I flinch at the suggestion. “I’m not sure love is what’s going to work, Cyrille. Misha doesn’t believe in it. He has rules against that kind of thing.”

She rolls her eyes, her voice descending into bitterness. “The Orlov boys and their fucking rules. Maksim had them when we got married, too.”

“How did you deal with them?”

Her eyes flash with a mischievous little glint. “I made him fall in love with me.”

“Well, like I said, I’m not sure Misha is the falling-in-love type.”

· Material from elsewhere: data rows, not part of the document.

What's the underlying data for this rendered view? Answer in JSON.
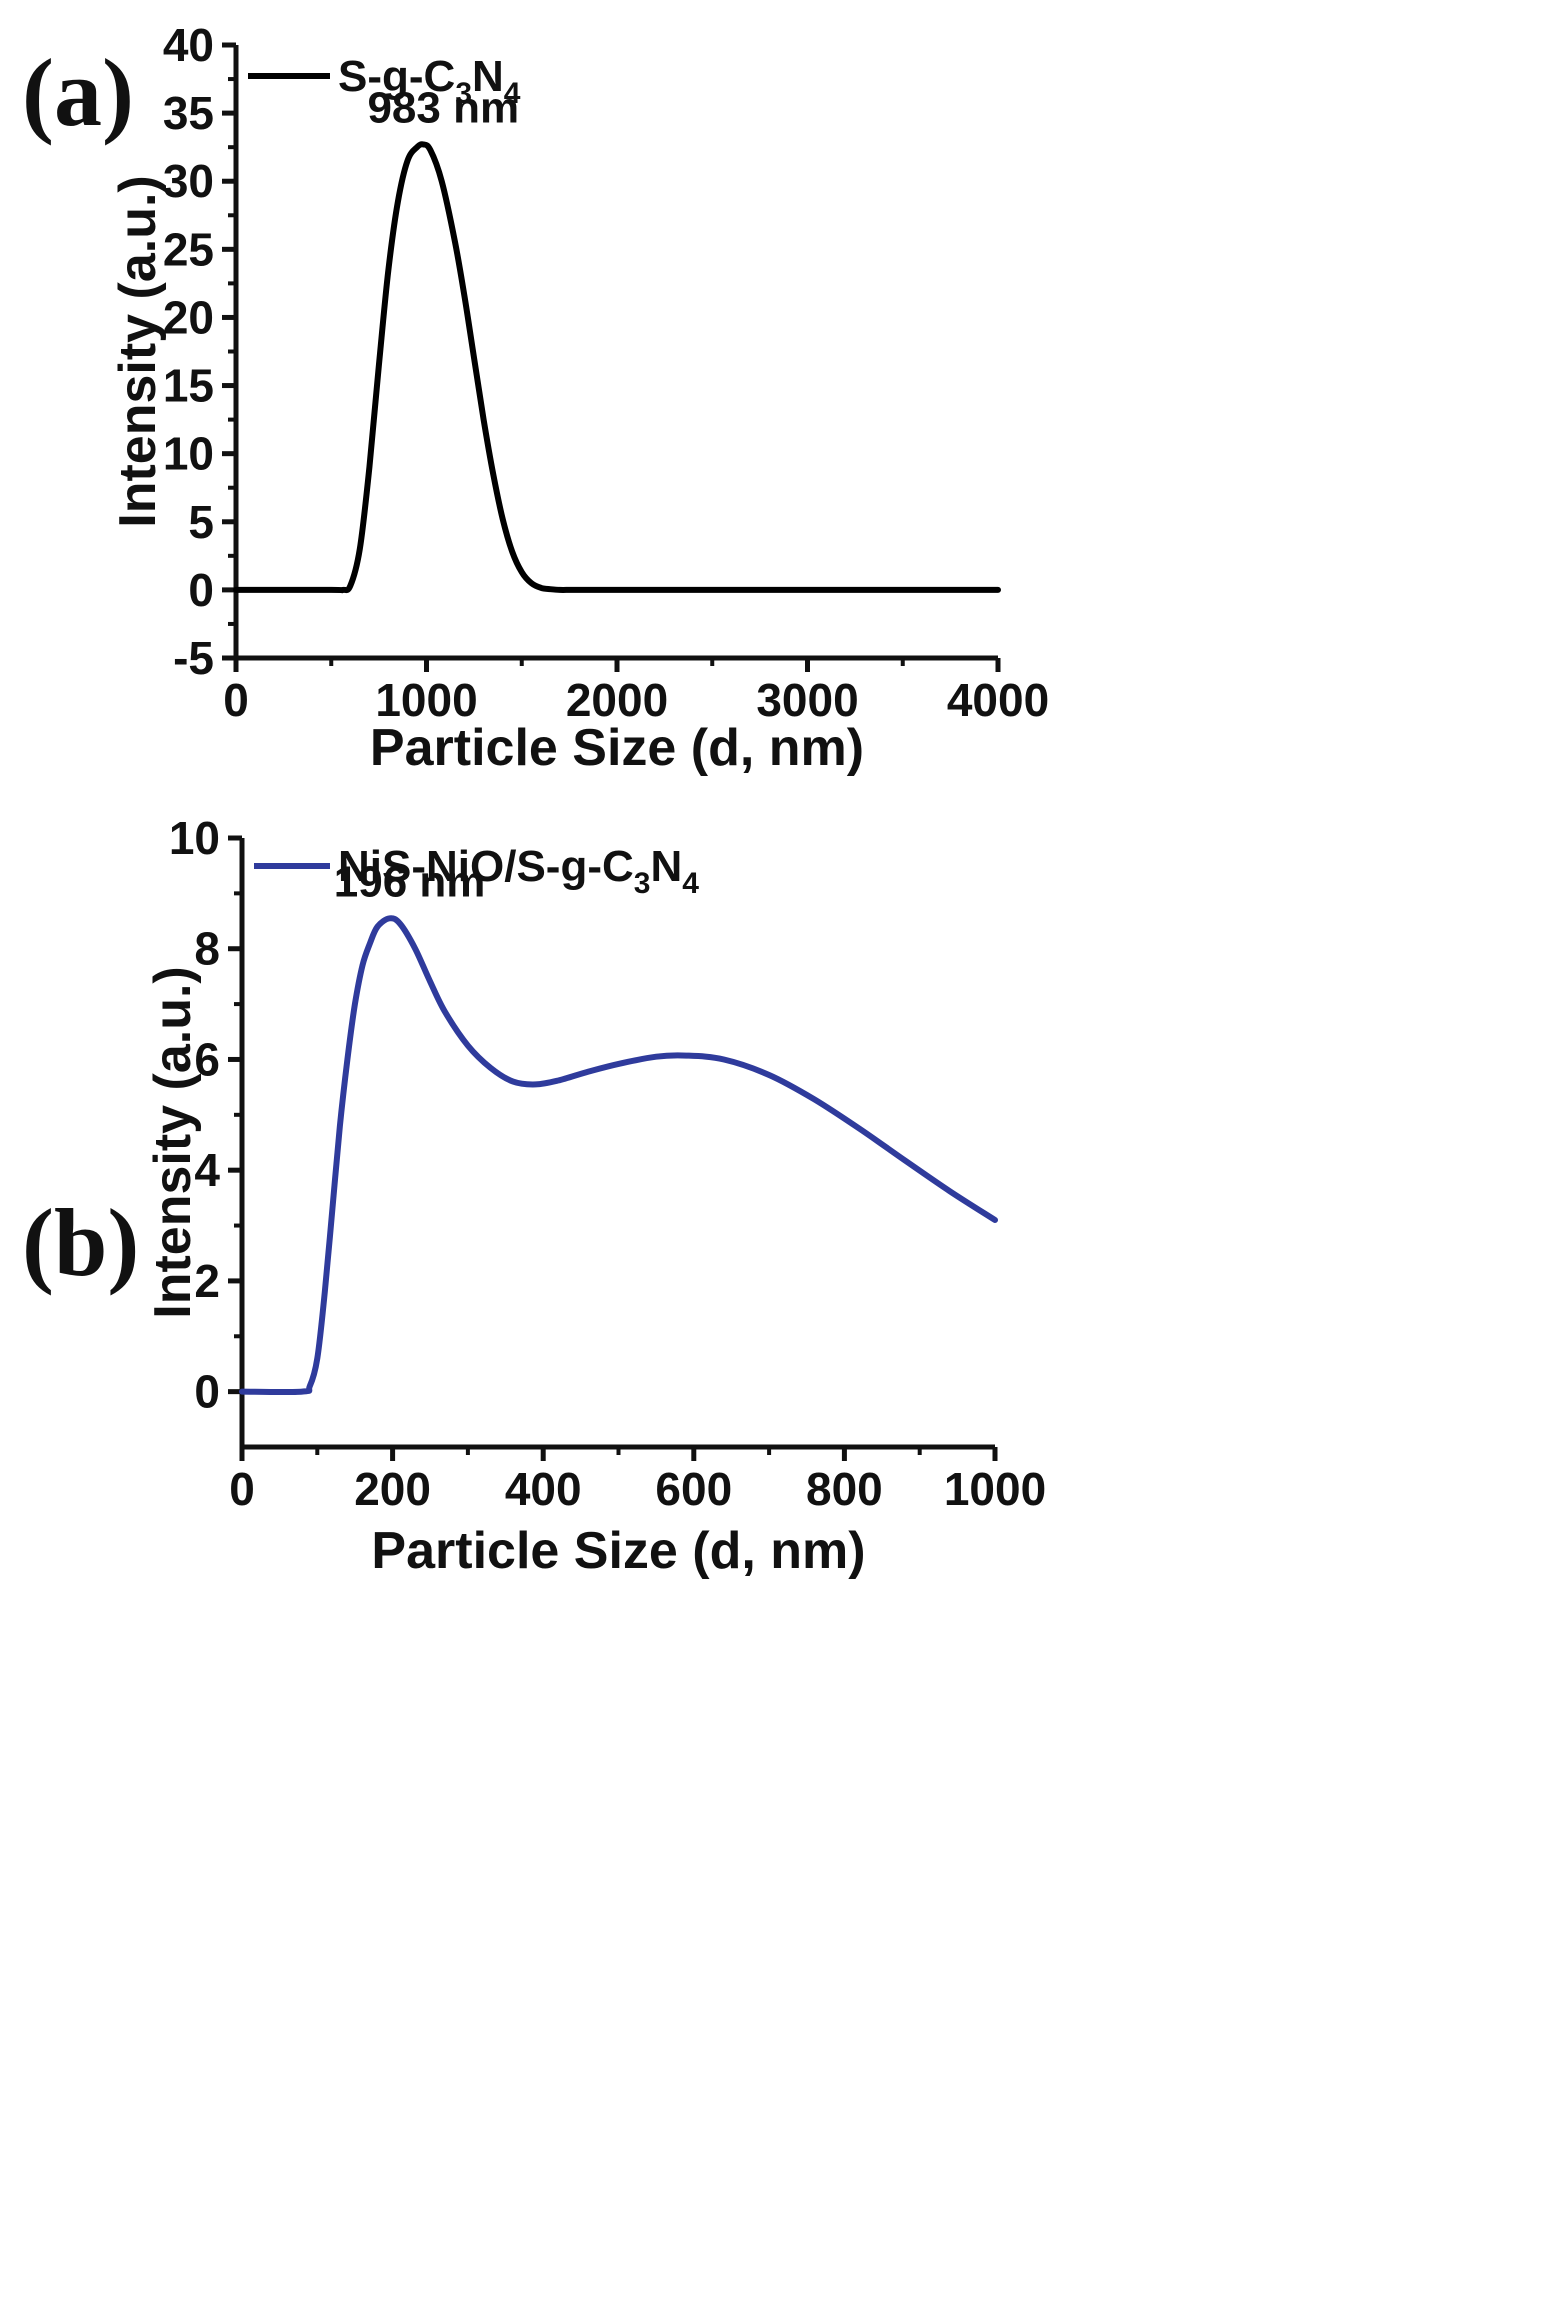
{
  "chart_data": [
    {
      "id": "a",
      "panel_label": "(a)",
      "type": "line",
      "xlabel": "Particle Size (d, nm)",
      "ylabel": "Intensity (a.u.)",
      "xlim": [
        0,
        4000
      ],
      "ylim": [
        -5,
        40
      ],
      "xticks": [
        0,
        1000,
        2000,
        3000,
        4000
      ],
      "yticks": [
        -5,
        0,
        5,
        10,
        15,
        20,
        25,
        30,
        35,
        40
      ],
      "grid": false,
      "legend_position": "top-left",
      "color": "#000000",
      "series": [
        {
          "name": "S-g-C3N4",
          "legend_parts": {
            "base": "S-g-C",
            "sub1": "3",
            "mid": "N",
            "sub2": "4"
          },
          "x": [
            0,
            500,
            560,
            600,
            650,
            700,
            750,
            800,
            850,
            900,
            950,
            983,
            1020,
            1080,
            1150,
            1200,
            1250,
            1300,
            1350,
            1400,
            1450,
            1500,
            1550,
            1600,
            1650,
            1700,
            1750,
            1800,
            2000,
            2500,
            3000,
            3500,
            4000
          ],
          "y": [
            0,
            0,
            0,
            0.3,
            3,
            9,
            16.5,
            23.5,
            28.5,
            31.5,
            32.5,
            32.7,
            32.3,
            30,
            25.5,
            21.5,
            17,
            12.5,
            8.5,
            5.2,
            2.8,
            1.3,
            0.5,
            0.15,
            0.05,
            0,
            0,
            0,
            0,
            0,
            0,
            0,
            0
          ]
        }
      ],
      "annotations": [
        {
          "text": "983 nm",
          "x": 983,
          "y": 32.7
        }
      ]
    },
    {
      "id": "b",
      "panel_label": "(b)",
      "type": "line",
      "xlabel": "Particle Size (d, nm)",
      "ylabel": "Intensity (a.u.)",
      "xlim": [
        0,
        1000
      ],
      "ylim": [
        -1,
        10
      ],
      "xticks": [
        0,
        200,
        400,
        600,
        800,
        1000
      ],
      "yticks": [
        0,
        2,
        4,
        6,
        8,
        10
      ],
      "grid": false,
      "legend_position": "top-left",
      "color": "#2f3b9c",
      "series": [
        {
          "name": "NiS-NiO/S-g-C3N4",
          "legend_parts": {
            "base": "NiS-NiO/S-g-C",
            "sub1": "3",
            "mid": "N",
            "sub2": "4"
          },
          "x": [
            0,
            80,
            90,
            100,
            110,
            120,
            130,
            140,
            150,
            160,
            170,
            180,
            196,
            210,
            230,
            250,
            270,
            300,
            330,
            360,
            390,
            420,
            460,
            500,
            550,
            590,
            640,
            700,
            760,
            820,
            880,
            940,
            1000
          ],
          "y": [
            0,
            0,
            0.1,
            0.6,
            1.8,
            3.3,
            4.8,
            6.0,
            7.0,
            7.7,
            8.1,
            8.4,
            8.55,
            8.45,
            8.0,
            7.4,
            6.85,
            6.25,
            5.85,
            5.6,
            5.55,
            5.62,
            5.78,
            5.92,
            6.05,
            6.07,
            6.0,
            5.72,
            5.28,
            4.75,
            4.18,
            3.62,
            3.1
          ]
        }
      ],
      "annotations": [
        {
          "text": "196 nm",
          "x": 196,
          "y": 8.55
        }
      ]
    }
  ]
}
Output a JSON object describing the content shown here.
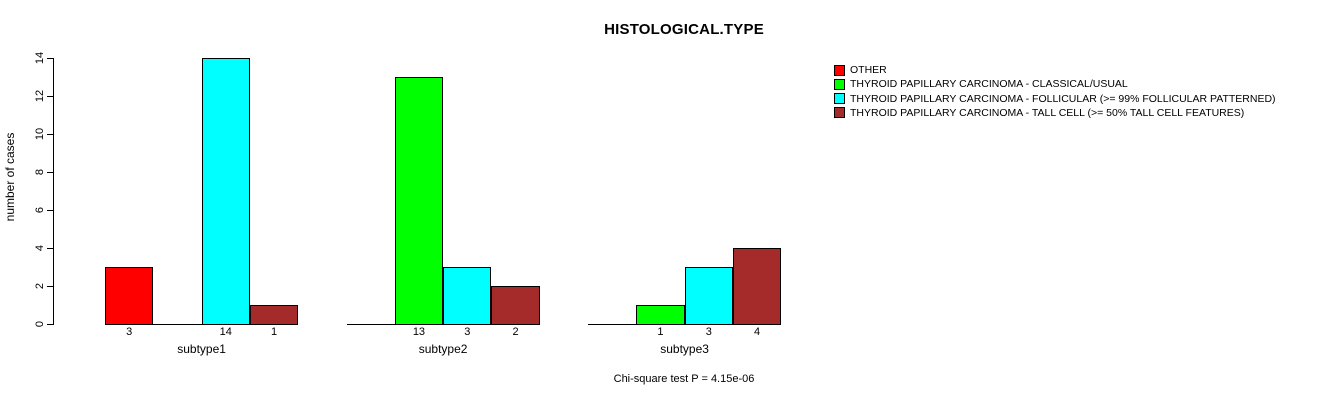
{
  "chart_data": {
    "type": "bar",
    "title": "HISTOLOGICAL.TYPE",
    "ylabel": "number of cases",
    "xlabel": "",
    "ylim": [
      0,
      14
    ],
    "yticks": [
      0,
      2,
      4,
      6,
      8,
      10,
      12,
      14
    ],
    "grid": false,
    "legend_position": "right",
    "categories": [
      "subtype1",
      "subtype2",
      "subtype3"
    ],
    "series": [
      {
        "name": "OTHER",
        "color": "#FF0000",
        "values": [
          3,
          0,
          0
        ]
      },
      {
        "name": "THYROID PAPILLARY CARCINOMA - CLASSICAL/USUAL",
        "color": "#00FF00",
        "values": [
          0,
          13,
          1
        ]
      },
      {
        "name": "THYROID PAPILLARY CARCINOMA - FOLLICULAR (>= 99% FOLLICULAR PATTERNED)",
        "color": "#00FFFF",
        "values": [
          14,
          3,
          3
        ]
      },
      {
        "name": "THYROID PAPILLARY CARCINOMA - TALL CELL (>= 50% TALL CELL FEATURES)",
        "color": "#A52A2A",
        "values": [
          1,
          2,
          4
        ]
      }
    ],
    "bar_value_labels": {
      "subtype1": [
        "3",
        "14",
        "1"
      ],
      "subtype2": [
        "13",
        "3",
        "2"
      ],
      "subtype3": [
        "1",
        "3",
        "4"
      ]
    },
    "note": "Chi-square test P = 4.15e-06"
  }
}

Cyrille looks me square in the face. “Do you really believe that, Paige?”

No.

Yes.

Maybe.

I don’t know.

I sigh deeply. “I have to believe it. My heart can’t handle hoping for something different and being let down.”

Cyrille reaches out and puts her hand on my arm. “Trust me, Paige: your heart is stronger than you think. If I’ve learned anything in my thirty-four years, it’s that you never regret loving people. You only regret not loving them enough.”

I’m probably telling her way too much too soon, but there’s something about her presence that’s calming. It’s like the loneliness in me is reaching out to the loneliness in her.

“I don’t want to get hurt.”

She nods knowingly. “Neither did I. And yet, in the end, I’m here hurting worse than I ever could have imagined. But Maksim was worth it.”

I clutch my pendant and pray that that’s true. I’ve already lost one person I loved more than anything.

I’m not sure I’m ready to do it again.

70

MISHA

It’s late when I walk into the house.